Na delikatną czerwono-czarną sukienkę narzuciła ciężki skórzany płaszcz. W głosie stopiła kruchość i siłę, by wyśpiewać dla nas seans niecodzienny. Ewa Błaszczyk pomaga godzić się z życiem

Jak zawsze - lepiej powiedzieć mniej niż za dużo. Wszelka przesada jest wrogiem teatru. A Ewa Błaszczyk nie robi zwyczajnego recitalu. Zamiast zabawiać widzów i siebie skalą wokalnych możliwości, dogadzać aktorskiej próżności, proponuje teatr. W tym teatrze piosenki to trzy-, czterominutowe opowieści o ludzkim losie. Pisane śmiechem, ale częściej łzami. Przeświadczone, że życie biegnie swoim rytmem. Nie zwolnisz go ani nie przyspieszysz. Nic nie zmienisz, no, może poza sobą.

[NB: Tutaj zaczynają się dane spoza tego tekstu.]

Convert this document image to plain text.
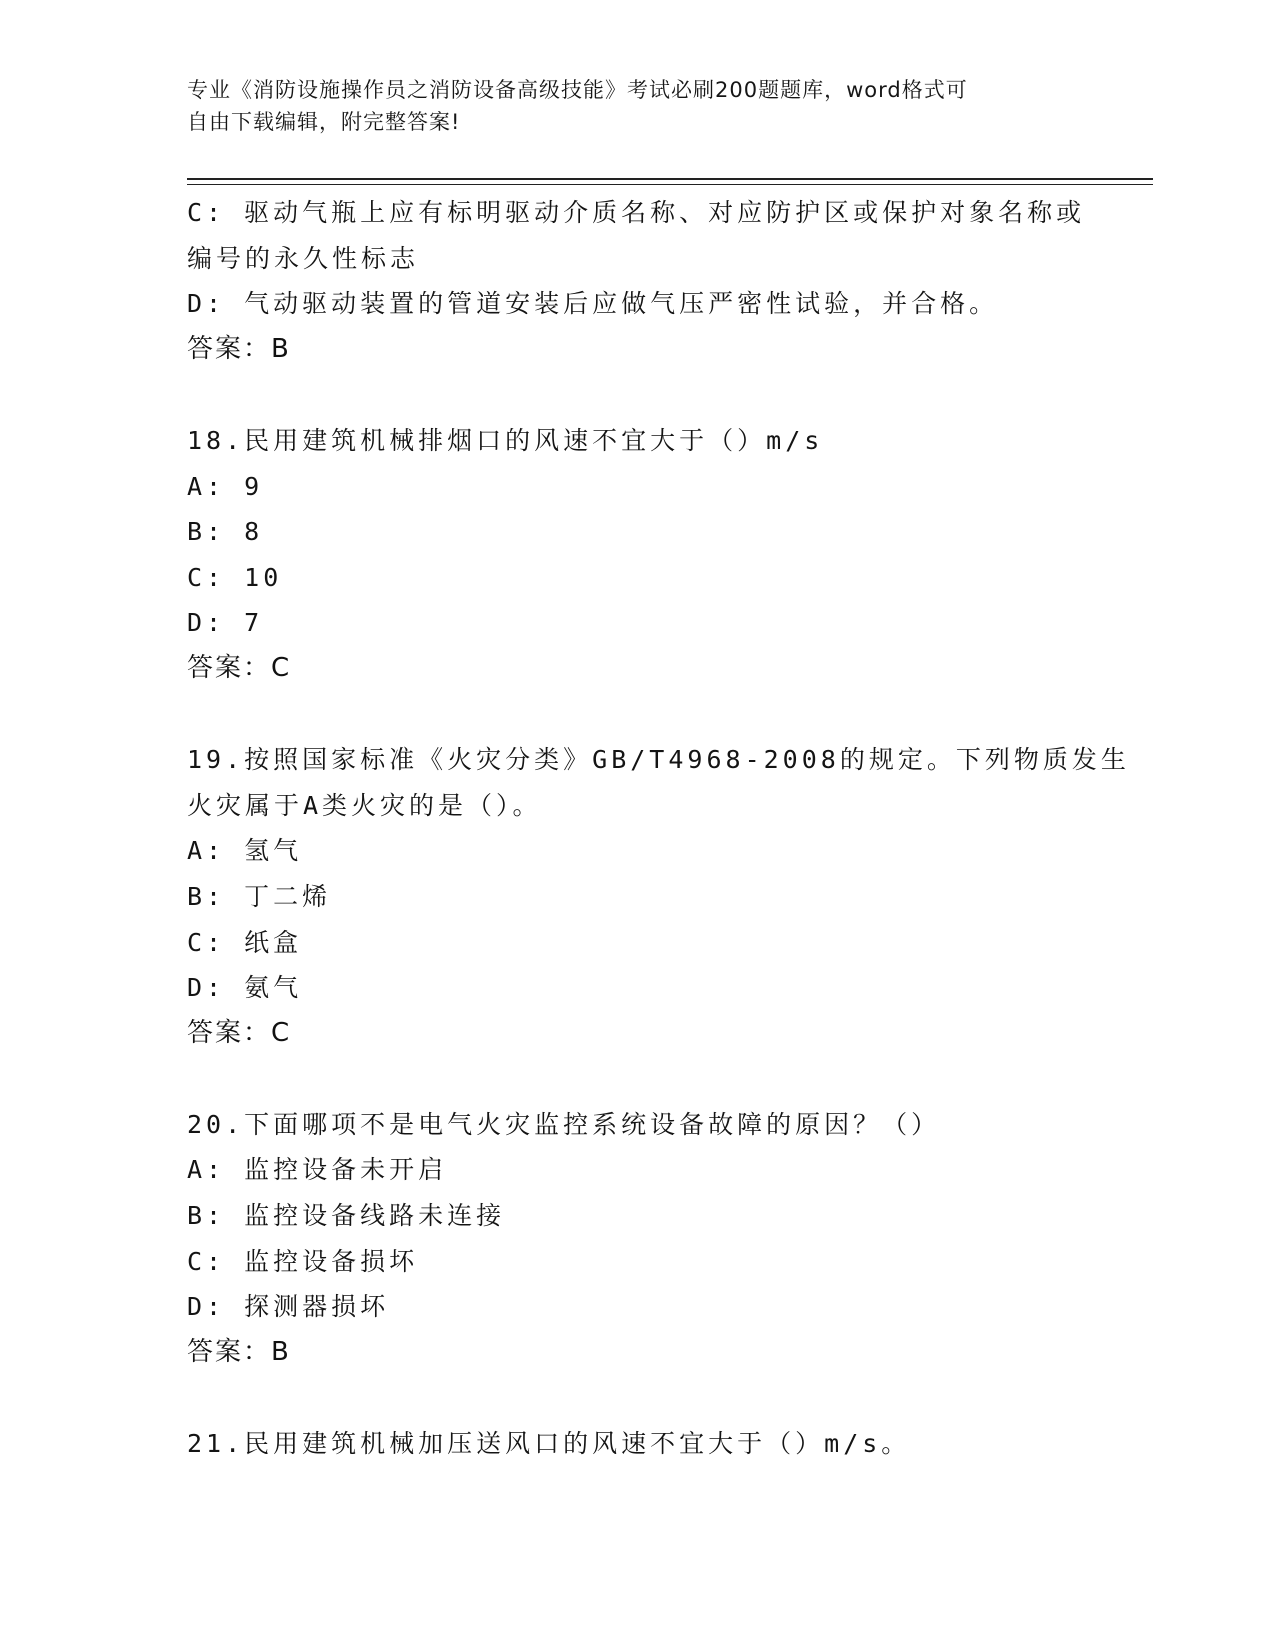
专业《消防设施操作员之消防设备高级技能》考试必刷200题题库，word格式可
自由下载编辑，附完整答案!
C: 驱动气瓶上应有标明驱动介质名称、对应防护区或保护对象名称或
编号的永久性标志
D: 气动驱动装置的管道安装后应做气压严密性试验，并合格。
答案：B
18.民用建筑机械排烟口的风速不宜大于（）m/s
A: 9
B: 8
C: 10
D: 7
答案：C
19.按照国家标准《火灾分类》GB/T4968-2008的规定。下列物质发生
火灾属于A类火灾的是（）。
A: 氢气
B: 丁二烯
C: 纸盒
D: 氨气
答案：C
20.下面哪项不是电气火灾监控系统设备故障的原因？（）
A: 监控设备未开启
B: 监控设备线路未连接
C: 监控设备损坏
D: 探测器损坏
答案：B
21.民用建筑机械加压送风口的风速不宜大于（）m/s。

Na scenie tylko ona i muzyczne trio. Za plecami aktorki ekran, na nim jej sylwetka, a jeszcze częściej twarz - filmowane na żywo, podczas przedstawienia. Błaszczyk niczego nie chce ukryć, skoro decyduje się na taką konfrontację. Kiedy się widzi twarz aktorki w zbliżeniu, gra każdy mięsień, grymas ust. Nie może być mowy o najmniejszym fałszu. "I poczucie szczęścia... Nawet gdy wichura" grane jest w warszawskim teatrze Studio. Wchodzi się wysoko na małą scenę, zwaną Malarnią. Przy ostatnim piętrze wypluwa się płuca, potem już można zająć miejsce. I teraz cięcie - nie ma innego wyjścia. Trzeba zostawić za sobą zgiełk placu przed Pałacem Kultury, całą resztę dnia. Przestroić się na inny rytm, inne dźwięki i słowa. I słuchać, bo Błaszczyk rozmawia z nami. Opowiada o sobie, o tobie, o mnie. Po prostu. Robi to poprzez najwyższej klasy literaturę i kompozycje. Są Osiecka, Wysocki w odkrywczych, łamiących stereotyp, przełamanych delikatnością interpretacjach, Kleyff, Janczarski, Pawlikowska-Jasnorzewska i inni. Są też Możdżer, Satanowski, Grechuta, Konieczny. Wielkie zwycięstwo Ewy Błaszczyk polega na tym, że znane od dawna piosenki odbieramy tak, jakbyśmy słyszeli je po raz pierwszy. Są zamkniętymi historiami i jako takie zyskują pełnię wyrazu, ale są też czymś więcej. Koralami nawlekanymi przez aktorkę. Kolejnymi częściami jej opowieści.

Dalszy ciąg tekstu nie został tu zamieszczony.